Das Geschäft mit Waffen boomt. Und natürlich bedienen deutsche Hersteller wie „Heckler & Koch“ nicht nur den heimischen Sportschützenbedarf. Das kann man wissen. Warum also jetzt diese Aufregung um den Verkauf von 200 Leopard-2-Panzer an Saudi-Arabien (geschätzter Gegenwert 1,7 Milliarden Euro)? Weil der Zeitpunkt falsch gewählt ist? Man kann tatsächlich einwenden, dass die außenpolitische Botschaft nach unserer Zurückhaltung beim Libyen-Einsatz und den eher vorsichtigen Kommentaren zu den Ereignissen des arabischen Frühlings nun eine sehr zwielichtige Lesart bekommt: „Erst die Geschäfte, dann die Menschenrechte“.

Allerdings kann sich das repräsentative moralische Gewissen in Gestalt der Opposition ihr Aufheulen an dieser Stelle sparen. Rüstungsexporte sind keine Erfindung von Schwarz-Gelb: unter der rot-grünen Regierung stieg der Wert an deutschen Kriegswaffenausfuhren ab 1998 stetig an. 2004 betrug er laut offiziellen Angaben (die erst zwei Jahre später präsentiert wurden) stolze 1,1 Milliarden Euro – das ist der dritthöchste Wert seit 1996. Besonders bemerkenswert ist dabei die sozialdemokratisch-ökologische Definition des Begriffs „Entwicklungshilfe“: Ein Drittel aller Rüstungsexporte gingen an Entwicklungsländer. Also an Regionen die bekannt sind für ihre wirtschaftliche und politische Instabilität!

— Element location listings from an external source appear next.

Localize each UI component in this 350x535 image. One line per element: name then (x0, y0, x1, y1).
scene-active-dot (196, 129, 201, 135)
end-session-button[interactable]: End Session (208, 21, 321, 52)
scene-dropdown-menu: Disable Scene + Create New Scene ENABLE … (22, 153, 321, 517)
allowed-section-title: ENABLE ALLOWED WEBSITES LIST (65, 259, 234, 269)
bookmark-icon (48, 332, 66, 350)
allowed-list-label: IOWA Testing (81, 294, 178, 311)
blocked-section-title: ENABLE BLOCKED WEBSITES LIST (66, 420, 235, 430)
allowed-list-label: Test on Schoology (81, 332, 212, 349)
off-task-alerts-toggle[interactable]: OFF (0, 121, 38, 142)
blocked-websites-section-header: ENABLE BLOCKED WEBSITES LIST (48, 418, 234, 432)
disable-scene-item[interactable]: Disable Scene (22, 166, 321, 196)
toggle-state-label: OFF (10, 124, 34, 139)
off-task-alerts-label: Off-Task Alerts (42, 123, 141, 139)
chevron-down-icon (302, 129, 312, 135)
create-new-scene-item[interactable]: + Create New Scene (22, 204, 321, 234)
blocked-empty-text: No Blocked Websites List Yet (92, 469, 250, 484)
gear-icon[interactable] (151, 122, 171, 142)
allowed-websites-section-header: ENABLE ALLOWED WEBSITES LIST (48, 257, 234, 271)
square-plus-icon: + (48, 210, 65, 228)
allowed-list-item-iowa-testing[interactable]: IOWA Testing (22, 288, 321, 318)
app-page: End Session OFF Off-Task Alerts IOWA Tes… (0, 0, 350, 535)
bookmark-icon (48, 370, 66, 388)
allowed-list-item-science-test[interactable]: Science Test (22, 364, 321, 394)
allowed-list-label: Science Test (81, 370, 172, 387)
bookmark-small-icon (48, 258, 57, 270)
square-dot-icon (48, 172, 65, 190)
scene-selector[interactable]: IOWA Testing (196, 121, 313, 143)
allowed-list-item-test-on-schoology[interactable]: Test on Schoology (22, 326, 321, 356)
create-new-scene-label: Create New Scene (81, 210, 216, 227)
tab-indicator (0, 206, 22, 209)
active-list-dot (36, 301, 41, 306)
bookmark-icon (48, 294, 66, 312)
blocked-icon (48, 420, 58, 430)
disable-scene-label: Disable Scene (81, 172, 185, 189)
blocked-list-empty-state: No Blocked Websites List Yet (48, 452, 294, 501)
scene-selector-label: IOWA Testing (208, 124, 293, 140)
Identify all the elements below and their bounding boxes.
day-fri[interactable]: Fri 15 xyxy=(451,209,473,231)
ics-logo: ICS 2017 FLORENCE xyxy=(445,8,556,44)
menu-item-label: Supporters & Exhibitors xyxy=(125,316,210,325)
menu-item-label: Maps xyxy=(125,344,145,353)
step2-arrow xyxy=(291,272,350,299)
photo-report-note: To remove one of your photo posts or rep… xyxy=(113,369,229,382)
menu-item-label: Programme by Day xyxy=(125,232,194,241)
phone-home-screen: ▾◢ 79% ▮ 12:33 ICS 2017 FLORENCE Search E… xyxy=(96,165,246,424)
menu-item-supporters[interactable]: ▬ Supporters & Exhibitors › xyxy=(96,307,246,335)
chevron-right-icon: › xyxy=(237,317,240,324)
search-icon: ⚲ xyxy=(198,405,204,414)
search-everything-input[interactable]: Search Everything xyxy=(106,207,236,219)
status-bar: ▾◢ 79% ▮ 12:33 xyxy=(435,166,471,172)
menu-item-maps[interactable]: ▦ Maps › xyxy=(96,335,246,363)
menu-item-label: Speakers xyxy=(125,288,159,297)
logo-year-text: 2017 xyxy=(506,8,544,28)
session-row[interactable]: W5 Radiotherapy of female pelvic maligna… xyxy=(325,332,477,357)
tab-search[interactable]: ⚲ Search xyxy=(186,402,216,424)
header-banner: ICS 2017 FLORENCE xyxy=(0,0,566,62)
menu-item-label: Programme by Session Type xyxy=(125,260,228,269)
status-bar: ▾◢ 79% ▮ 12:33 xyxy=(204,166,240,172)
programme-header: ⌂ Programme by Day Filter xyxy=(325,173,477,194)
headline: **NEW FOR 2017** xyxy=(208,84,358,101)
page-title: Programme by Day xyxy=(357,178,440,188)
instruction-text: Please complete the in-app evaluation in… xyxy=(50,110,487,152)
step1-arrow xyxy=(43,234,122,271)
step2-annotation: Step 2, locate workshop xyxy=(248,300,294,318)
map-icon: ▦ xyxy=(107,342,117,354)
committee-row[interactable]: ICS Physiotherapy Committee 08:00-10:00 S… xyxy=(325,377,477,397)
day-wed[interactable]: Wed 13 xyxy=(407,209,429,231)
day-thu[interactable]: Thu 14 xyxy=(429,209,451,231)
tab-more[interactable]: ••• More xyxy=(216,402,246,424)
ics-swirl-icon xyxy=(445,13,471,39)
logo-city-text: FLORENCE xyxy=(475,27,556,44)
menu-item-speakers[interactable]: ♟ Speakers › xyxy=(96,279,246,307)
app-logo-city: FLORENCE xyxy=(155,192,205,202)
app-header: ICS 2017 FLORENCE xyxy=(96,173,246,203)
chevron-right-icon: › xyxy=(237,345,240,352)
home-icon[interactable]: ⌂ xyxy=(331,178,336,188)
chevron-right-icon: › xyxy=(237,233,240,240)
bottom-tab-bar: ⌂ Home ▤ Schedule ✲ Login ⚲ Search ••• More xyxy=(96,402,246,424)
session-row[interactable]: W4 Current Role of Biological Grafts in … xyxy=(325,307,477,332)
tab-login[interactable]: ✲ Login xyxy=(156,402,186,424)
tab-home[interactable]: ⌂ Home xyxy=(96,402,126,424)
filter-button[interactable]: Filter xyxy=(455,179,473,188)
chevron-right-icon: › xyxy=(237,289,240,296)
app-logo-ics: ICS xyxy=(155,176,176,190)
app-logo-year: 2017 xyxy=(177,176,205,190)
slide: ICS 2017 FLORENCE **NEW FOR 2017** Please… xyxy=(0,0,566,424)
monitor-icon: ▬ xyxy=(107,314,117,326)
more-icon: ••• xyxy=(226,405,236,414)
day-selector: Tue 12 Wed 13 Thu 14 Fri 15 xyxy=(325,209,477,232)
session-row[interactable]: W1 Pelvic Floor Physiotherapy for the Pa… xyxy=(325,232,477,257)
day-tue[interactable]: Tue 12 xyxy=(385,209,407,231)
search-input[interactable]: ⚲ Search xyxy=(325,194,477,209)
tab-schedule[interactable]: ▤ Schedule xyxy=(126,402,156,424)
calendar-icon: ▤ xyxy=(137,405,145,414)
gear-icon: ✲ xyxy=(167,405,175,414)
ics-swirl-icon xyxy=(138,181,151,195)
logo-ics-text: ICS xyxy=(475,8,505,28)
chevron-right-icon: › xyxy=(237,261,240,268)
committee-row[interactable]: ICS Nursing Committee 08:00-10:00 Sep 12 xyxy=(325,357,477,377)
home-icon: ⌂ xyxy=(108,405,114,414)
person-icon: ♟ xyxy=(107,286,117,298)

Auch der Panzer-Deal mit Saudi-Arabien war schon einmal Gegenstand heißer parlamentarischer Debatten: 1981 scheiterten Helmut Schmidt und Hans-Dietrich Genscher – damals allerdings an der schwarzen christlich-demokratischen Empörung. Mehr Glück hatte Riad mit Helmut Kohl. Unter dem Einheitskanzler kamen Waffendeals im Wert von 110 Millionen Mark zustande. Und noch bis 1990 wurden Exporte von Chemieanlagen und Chemikalien in den Irak genehmigt und spülten 3,9 Millionen in die deutsche Staatskasse. Angesichts der fetten Ausbeute hatten wohl nur wenige Bonner Politiker Saddams Giftgasfabriken im Sinn.


Es spielt keine Rolle, welche Regierungskoalition man genauer unter die Lupe nimmt: Waffenexporte gab es zu jeder Zeit. Und es ist mehr als unwahrscheinlich, dass sich dies in absehbarer Zukunft ändert.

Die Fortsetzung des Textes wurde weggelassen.